A new study conducted by Gradient Corporation, a leading consulting firm with a focus on environmental and risk science, questions claims made that chemicals within polystyrene foam pose any form of cancer risk to individual consumers. The study specifically reviewed the chemical styrene, which is used to make polystyrene foam products. Polystyrene foam is often referred to as Styrofoam®, a registered trademark of the Dow Chemical Company, and takes on several forms of foodservice products and packaging items
This study reviewed the National Toxicology Program’s (NTP) 2011 classification of styrene as “reasonably anticipated to be a human carcinogen,” as well as the NTP’s listing of styrene in the Report on Carcinogens. According to findings within the Gradient study: “The epidemiology studies show no consistent increased incidence of, or mortality from, any type of cancer… The lack of concordance of tumor incidence and tumor type among animals (even within the same species) and humans indicates that there has been no particular cancer consistently observed among all available studies… As a whole, the evidence does not support the characterization of styrene as ‘reasonably anticipated to be a human carcinogen,’ and styrene should not be listed in the Report on Carcinogens.”

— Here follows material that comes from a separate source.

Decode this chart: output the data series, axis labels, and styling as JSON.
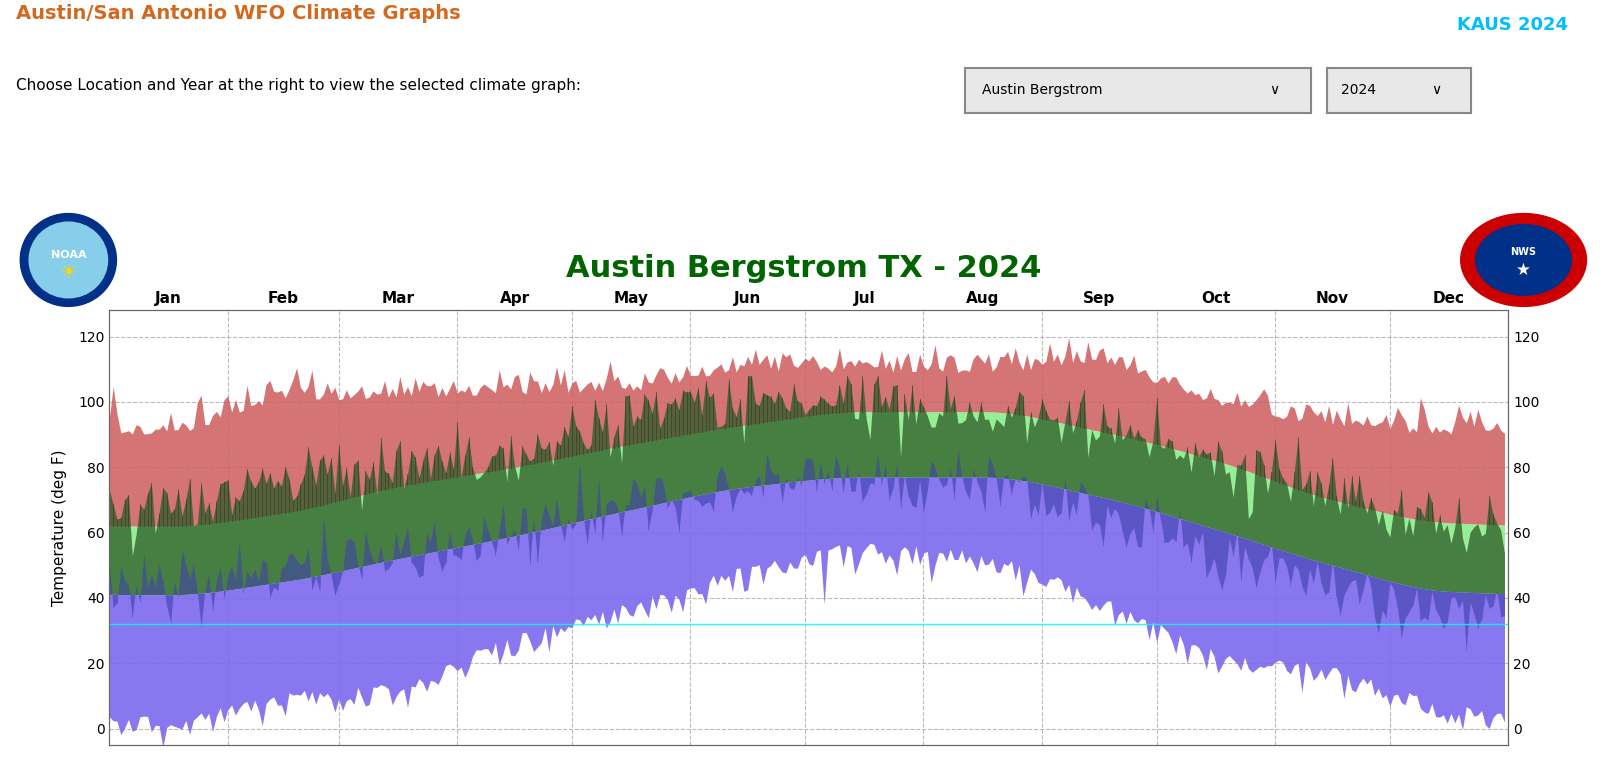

To come to their final recommendation, Gradient also looked to the International Agency for Research on Cancer (IARC). The IARC has styrene ranked at a lower level than the NTP report claims, instead ranking it as “possibly carcinogenic to humans,” or the same rankings they’ve given to pickles and coffee. Much like the Gradient review, when IARC studied workers that had been exposed to relatively high levels of styrene they were unable to find any significant risk of cancer among them.
Richard Belzer, president of Regulatory Checkbook, a non-profit whose mission is to improve the quality of scientific and economic information used in regulatory decision making, concludes that the main problem with the NTP’s classification of the chemical styrene is that it isn’t actually scientific. He states that the criteria and terminology for NTP classifications lack scientific meaning, and instead are purely subjective observations. Releasing misinformation with no other context is not only harmful to product livelihood, but also to individual consumers.